Mersin'in uzak mesafelerden gelen yüklerin toplandığı ve kısa mesafe deniz taşımacılığı yoluyla Akdeniz çevresindeki ülkelere sevk edildiği, Akdeniz'in en önemli "hub" limanı haline getirilecektir. Bilhassa Süveyş kanalını by-pass edecek projelerle Uzakdoğu-Afrika-Avrupa bağlantılı taşımacılığı Mersin'e çekeceğiz. Çin ve diğer Asya ülkelerinin Mersin'i Avrupa'ya yönelik ihracatlarında bir üs olarak kullanmaları sağlanacaktır. Ayrıca, bir ucu Mersine ulaşan İran ve Orta Asya ülkeleri üzerinden Çin'e bağlanan Transasya Güney Hattının çift taraflı olarak etkin bir şekilde işletilecektir. Böylece Uzakdoğu'nun sanayi ürünleri ile Orta Asya'nın hammadde ürünlerinin dünya pazarına Mersin üzerinden ulaşması sağlanabilecektir.

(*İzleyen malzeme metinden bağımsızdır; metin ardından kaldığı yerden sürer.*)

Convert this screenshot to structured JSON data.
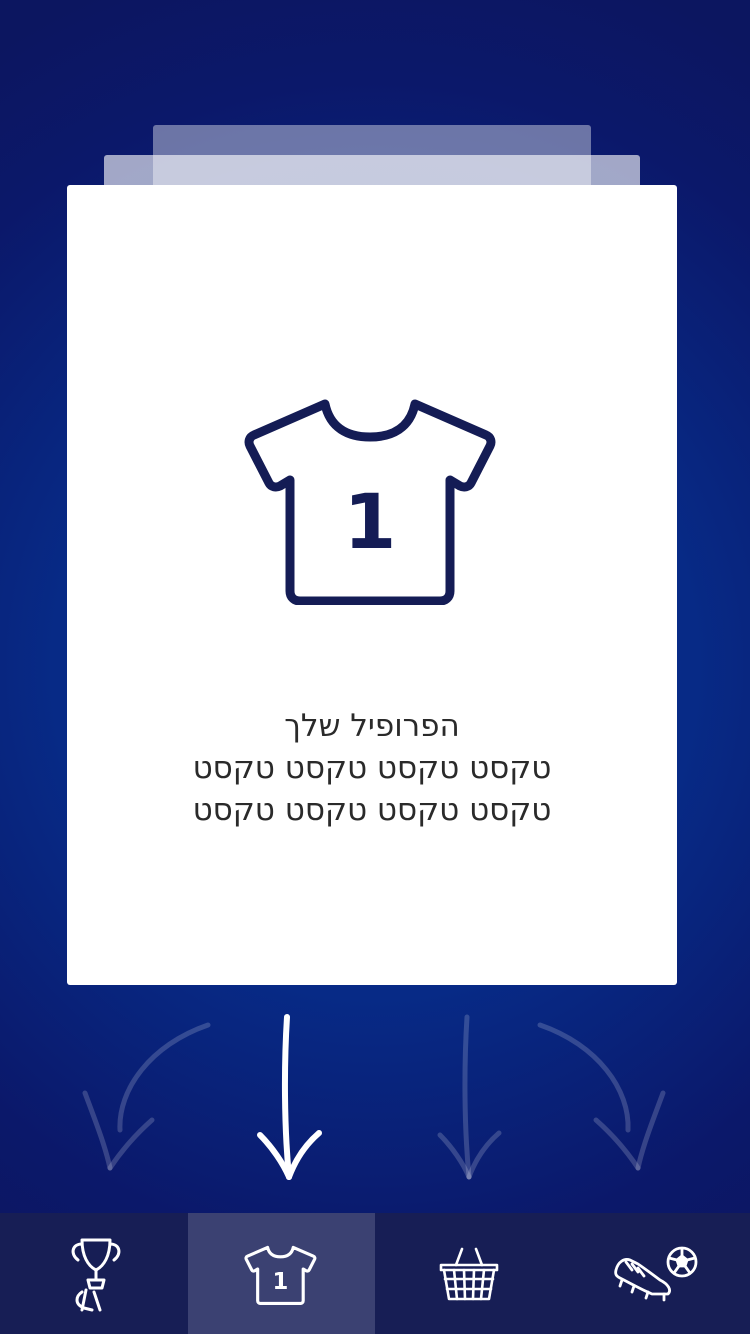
{
  "card": {
    "title": "הפרופיל שלך",
    "line1": "טקסט טקסט טקסט טקסט",
    "line2": "טקסט טקסט טקסט טקסט",
    "shirt_number": "1",
    "icon": "jersey-icon"
  },
  "tabs": [
    {
      "icon": "trophy-icon",
      "active": false
    },
    {
      "icon": "jersey-icon",
      "label": "1",
      "active": true
    },
    {
      "icon": "basket-icon",
      "active": false
    },
    {
      "icon": "cleats-ball-icon",
      "active": false
    }
  ],
  "colors": {
    "background": "#072a86",
    "card": "#ffffff",
    "icon_navy": "#141c55",
    "tabbar": "#171e55",
    "tab_active": "#3b4172"
  }
}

Mersin ile Suriye, Mısır, Libya ve Cezayir arasındaki irtibatın geliştirilmesi ve özellikle feribot seferlerinin ihdas edilmesi yine büyük kazanımlar sağlayacaktır.

Burada önemli bir konu hava taşımacılığıdır. Mersin kendi hava limanına biran evvel kavuşmalıdır. Projelerimizde bu denli önemli bir ayak eksik kalamaz. En kısa sürede, Mersin hava limanı çalışmalarımızı başlatacağız. Mal ve kişi trafiğini mutlaka arttırmalıyız. Yeni bir hava limanı, bütün boyutlarıyla meseleye baktığımızda, bir lüks değil, acil bir ihtiyaçtır.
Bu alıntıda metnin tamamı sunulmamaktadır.